Miradas diferentes sobre el único misterio, como único camino hacia un desciframiento
integral de la "verdad entera". Este ecumenismo restringido se muestra susceptible, sin
diluirse, de extenderse a esos otros "círculos" a los que se refería la Encíclica de Pablo
VI Ecclesiam Suam: los poseedores de la "religión del Libro", Judíos y Musulmanes;
todos los que creen en el hombre.
Conclusión
¿Universalidad del cristianismo?

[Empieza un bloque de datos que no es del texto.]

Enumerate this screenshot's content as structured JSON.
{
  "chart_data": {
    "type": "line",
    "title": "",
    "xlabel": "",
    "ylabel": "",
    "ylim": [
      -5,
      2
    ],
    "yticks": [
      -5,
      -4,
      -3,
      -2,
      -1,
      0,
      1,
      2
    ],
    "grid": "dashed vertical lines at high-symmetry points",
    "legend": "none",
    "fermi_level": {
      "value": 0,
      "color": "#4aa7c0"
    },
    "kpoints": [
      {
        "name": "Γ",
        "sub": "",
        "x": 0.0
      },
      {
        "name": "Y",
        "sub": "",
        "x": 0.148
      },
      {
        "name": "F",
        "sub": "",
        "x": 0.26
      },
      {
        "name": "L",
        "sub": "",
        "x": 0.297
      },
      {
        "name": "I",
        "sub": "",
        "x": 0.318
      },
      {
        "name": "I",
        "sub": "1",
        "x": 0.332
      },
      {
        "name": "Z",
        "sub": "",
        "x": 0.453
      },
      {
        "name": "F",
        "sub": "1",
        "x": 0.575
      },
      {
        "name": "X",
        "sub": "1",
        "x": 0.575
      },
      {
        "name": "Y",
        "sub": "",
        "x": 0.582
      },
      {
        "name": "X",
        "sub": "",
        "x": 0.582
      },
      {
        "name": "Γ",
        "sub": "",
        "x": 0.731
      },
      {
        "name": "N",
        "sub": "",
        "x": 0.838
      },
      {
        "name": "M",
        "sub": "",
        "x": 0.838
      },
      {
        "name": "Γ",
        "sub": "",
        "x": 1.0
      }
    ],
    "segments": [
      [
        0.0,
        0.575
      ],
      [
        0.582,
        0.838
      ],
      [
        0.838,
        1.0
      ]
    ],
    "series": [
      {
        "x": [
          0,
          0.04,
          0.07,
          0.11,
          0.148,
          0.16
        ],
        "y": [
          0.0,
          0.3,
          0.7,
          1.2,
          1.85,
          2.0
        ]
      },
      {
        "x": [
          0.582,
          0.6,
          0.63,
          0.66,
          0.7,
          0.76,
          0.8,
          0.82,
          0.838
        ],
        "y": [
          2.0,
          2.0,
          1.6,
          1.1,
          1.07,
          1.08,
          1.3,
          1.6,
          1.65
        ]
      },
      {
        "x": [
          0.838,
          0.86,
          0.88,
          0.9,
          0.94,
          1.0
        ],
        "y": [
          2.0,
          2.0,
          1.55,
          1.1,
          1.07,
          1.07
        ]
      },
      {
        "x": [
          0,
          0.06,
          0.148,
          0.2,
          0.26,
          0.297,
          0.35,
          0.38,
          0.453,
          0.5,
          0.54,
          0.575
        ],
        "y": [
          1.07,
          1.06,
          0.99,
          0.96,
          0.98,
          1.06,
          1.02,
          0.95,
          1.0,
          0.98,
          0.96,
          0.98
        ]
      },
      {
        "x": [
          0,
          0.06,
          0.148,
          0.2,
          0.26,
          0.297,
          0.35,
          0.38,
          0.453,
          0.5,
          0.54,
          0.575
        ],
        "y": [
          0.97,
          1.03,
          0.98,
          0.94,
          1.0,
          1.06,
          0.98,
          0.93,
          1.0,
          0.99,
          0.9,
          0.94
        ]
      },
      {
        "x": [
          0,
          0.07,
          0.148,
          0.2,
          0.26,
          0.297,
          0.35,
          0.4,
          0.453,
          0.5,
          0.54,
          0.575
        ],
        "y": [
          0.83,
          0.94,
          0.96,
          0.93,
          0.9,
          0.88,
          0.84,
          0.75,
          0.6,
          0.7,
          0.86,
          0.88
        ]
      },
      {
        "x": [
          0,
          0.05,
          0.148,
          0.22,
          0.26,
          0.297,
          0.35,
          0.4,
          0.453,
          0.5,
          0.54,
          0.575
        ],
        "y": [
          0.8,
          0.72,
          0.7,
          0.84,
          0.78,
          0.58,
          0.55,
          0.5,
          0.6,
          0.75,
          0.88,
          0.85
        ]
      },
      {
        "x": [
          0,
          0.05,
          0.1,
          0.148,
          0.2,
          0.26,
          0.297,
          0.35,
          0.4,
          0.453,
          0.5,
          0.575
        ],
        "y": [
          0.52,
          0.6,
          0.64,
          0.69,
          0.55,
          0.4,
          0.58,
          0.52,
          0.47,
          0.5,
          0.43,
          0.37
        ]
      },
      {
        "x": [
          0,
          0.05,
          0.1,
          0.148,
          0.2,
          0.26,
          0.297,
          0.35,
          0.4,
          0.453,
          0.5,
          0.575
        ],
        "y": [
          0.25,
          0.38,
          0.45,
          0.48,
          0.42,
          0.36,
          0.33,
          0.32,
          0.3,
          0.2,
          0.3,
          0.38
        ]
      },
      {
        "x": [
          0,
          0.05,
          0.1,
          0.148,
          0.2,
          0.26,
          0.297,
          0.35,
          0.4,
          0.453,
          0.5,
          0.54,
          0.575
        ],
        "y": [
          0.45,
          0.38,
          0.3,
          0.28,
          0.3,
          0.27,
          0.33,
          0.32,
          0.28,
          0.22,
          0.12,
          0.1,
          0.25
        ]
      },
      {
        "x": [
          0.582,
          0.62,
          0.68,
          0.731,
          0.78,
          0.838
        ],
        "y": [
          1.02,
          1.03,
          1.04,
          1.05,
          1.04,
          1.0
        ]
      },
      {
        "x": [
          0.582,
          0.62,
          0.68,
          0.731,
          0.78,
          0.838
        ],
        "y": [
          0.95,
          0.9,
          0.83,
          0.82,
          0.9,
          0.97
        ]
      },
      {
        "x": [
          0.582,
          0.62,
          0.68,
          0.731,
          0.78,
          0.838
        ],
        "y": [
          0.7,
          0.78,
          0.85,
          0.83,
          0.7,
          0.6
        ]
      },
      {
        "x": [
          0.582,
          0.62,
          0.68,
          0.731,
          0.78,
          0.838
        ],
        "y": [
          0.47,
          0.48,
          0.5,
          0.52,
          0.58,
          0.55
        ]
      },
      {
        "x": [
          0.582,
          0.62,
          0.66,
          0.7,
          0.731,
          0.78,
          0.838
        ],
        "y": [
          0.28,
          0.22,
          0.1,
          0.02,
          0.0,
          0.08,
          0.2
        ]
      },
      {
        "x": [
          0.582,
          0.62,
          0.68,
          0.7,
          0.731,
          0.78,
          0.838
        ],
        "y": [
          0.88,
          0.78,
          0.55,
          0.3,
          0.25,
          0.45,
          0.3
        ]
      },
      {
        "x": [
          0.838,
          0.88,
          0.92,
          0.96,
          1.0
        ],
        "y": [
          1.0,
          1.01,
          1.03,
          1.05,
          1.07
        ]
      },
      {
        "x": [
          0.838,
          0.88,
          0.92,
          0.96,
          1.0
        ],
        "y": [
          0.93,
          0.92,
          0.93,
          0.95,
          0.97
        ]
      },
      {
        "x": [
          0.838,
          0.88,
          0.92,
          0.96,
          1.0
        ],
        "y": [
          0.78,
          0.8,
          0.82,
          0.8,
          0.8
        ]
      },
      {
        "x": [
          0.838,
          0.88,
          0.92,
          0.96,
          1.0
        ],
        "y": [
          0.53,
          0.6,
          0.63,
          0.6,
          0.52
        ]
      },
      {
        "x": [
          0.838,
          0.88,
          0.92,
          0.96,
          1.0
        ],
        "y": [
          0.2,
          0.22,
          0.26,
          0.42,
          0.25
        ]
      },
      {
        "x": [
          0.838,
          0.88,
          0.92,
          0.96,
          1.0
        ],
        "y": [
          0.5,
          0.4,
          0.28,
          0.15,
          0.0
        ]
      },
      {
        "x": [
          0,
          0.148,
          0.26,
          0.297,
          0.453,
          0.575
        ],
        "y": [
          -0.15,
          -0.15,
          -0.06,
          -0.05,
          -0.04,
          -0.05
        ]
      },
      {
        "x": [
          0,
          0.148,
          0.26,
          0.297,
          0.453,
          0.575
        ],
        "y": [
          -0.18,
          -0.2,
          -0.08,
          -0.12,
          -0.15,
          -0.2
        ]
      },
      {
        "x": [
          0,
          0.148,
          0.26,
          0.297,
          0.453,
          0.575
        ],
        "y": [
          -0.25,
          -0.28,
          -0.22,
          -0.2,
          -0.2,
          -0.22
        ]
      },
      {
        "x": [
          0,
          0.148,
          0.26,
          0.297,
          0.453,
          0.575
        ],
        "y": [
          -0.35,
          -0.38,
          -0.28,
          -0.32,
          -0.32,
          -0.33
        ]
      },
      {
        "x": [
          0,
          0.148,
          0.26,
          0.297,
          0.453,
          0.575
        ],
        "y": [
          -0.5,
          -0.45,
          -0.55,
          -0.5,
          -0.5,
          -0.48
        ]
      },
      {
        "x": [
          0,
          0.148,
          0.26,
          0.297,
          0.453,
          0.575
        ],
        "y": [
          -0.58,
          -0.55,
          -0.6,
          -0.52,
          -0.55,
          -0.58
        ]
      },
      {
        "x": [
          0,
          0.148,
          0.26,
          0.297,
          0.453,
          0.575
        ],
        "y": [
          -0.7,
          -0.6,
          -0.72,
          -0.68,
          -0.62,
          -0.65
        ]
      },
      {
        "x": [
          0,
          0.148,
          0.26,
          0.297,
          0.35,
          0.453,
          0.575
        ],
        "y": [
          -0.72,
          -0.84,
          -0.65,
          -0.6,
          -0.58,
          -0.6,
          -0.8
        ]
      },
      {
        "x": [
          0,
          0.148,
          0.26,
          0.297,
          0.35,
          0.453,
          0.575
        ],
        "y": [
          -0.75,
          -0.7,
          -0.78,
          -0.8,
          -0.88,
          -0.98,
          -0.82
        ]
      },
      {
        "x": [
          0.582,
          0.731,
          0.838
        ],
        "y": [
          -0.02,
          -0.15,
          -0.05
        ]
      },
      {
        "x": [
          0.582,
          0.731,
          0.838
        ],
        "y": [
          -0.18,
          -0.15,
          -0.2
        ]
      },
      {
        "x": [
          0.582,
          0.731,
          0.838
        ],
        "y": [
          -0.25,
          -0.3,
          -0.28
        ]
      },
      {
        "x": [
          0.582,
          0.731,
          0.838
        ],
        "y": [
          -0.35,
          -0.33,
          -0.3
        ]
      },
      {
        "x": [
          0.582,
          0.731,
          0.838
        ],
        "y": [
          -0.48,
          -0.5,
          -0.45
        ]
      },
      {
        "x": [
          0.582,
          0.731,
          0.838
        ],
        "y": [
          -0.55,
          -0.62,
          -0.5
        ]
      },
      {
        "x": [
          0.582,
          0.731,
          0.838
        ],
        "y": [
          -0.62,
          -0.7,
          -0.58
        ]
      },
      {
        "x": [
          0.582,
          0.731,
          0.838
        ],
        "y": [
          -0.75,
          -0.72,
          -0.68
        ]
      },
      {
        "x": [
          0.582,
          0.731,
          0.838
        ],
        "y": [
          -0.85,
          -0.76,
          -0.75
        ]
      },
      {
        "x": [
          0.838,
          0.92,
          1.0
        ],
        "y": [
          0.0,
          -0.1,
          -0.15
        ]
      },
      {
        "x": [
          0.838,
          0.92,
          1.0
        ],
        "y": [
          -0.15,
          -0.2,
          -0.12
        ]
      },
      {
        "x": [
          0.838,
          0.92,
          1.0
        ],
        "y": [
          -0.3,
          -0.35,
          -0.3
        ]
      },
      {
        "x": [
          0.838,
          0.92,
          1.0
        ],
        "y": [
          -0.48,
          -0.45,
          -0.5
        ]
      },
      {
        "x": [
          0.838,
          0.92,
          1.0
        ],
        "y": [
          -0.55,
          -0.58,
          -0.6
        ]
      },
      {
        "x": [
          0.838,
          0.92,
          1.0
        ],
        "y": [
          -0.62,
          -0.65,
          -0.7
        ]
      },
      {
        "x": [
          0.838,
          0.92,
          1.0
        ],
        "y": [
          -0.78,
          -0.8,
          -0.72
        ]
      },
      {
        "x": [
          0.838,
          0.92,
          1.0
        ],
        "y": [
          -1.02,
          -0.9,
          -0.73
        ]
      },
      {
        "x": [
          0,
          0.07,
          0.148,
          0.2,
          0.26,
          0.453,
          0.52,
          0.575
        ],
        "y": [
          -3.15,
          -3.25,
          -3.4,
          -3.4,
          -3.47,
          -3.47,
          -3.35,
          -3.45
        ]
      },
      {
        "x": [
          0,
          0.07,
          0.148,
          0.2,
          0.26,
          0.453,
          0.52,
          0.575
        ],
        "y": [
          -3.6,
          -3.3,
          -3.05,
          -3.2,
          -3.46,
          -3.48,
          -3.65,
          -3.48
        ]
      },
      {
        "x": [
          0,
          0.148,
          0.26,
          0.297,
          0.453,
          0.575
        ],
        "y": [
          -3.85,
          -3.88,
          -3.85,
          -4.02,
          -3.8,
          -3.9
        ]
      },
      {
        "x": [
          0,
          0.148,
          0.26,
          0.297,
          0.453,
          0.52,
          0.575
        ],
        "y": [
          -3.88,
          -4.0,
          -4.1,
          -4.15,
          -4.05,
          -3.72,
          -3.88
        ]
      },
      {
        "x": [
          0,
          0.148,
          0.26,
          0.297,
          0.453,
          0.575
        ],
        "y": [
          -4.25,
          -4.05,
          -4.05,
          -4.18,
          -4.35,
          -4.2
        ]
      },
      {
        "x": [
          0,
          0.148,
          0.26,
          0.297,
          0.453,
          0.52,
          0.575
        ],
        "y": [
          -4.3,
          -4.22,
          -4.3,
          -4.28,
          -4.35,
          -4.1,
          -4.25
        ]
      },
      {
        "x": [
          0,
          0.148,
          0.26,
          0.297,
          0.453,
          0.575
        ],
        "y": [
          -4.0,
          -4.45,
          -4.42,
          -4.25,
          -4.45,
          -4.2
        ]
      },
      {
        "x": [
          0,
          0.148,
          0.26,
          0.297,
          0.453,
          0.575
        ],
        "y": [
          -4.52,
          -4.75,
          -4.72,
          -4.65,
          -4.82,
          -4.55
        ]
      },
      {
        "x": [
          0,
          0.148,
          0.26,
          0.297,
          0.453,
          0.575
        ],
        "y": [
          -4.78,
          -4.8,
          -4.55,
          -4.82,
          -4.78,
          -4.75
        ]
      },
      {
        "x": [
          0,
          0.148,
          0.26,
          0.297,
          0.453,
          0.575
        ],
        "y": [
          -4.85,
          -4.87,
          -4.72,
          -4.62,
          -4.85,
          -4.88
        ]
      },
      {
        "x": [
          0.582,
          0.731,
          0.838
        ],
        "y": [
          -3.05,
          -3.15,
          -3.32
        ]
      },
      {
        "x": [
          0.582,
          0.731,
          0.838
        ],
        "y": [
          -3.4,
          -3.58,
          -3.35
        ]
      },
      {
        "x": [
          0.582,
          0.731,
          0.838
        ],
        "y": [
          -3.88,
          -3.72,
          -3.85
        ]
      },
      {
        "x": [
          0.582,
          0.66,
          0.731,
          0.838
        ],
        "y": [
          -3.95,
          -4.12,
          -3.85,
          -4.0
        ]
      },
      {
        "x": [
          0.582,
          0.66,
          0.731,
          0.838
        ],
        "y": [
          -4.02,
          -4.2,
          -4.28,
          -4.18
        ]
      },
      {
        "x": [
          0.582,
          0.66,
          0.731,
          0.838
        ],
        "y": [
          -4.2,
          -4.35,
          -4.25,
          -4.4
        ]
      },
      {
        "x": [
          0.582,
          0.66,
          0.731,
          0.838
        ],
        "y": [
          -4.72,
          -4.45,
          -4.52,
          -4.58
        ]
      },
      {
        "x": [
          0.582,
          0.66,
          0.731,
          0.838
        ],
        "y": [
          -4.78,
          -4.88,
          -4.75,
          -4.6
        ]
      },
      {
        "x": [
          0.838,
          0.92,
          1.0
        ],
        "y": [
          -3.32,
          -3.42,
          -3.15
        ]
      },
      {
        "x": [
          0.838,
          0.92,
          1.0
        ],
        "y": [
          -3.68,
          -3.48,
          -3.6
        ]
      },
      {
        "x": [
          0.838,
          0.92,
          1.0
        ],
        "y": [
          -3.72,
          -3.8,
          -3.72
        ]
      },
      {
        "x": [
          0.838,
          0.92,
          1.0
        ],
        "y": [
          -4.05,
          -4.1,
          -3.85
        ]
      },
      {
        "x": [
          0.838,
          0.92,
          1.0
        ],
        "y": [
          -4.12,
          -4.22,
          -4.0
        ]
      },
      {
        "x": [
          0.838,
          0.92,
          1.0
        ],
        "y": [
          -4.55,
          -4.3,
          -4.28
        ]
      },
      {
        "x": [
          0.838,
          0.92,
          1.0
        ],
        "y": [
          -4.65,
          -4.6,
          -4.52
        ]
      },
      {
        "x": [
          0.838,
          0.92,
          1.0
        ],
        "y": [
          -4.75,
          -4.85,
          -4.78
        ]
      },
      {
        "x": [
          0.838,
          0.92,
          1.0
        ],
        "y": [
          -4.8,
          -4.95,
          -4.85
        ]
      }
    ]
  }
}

El único sentido de esta formulación es que cada una
de nuestras Iglesias -y especialmente, sin duda, la que se atreve a llamarse "católica"quiera ser así, en su particularidad consentida, lugar de encuentro y de diálogo, en la
tolerancia y estima de las demás. Por mi parte, no temeré, en esta perspectiva, hablar del
cristianismo, como de una realidad "relativa"; en el sentido en que esta bella palabra no
se debe comprender primeramente como lo que se opondría al absoluto, sino como lo
que se reconoce y se instituye en forma "relacionante": un camino que haría la suma de
todos los caminos queriendo ser lugar de su acuerdo mutuo.
Ni unidad de exclusión, ni unidad de inclusión, ni unidad de indiferencia. Querría
proponer la opción lúcida y siempre arriesgada de una "unidad relacionante", como
universalidad esperada, tomando la forma de estas múltiples "tareas de comunicación"
que nos solicitan cada día, y que nos conciernen en nuestra fe misma.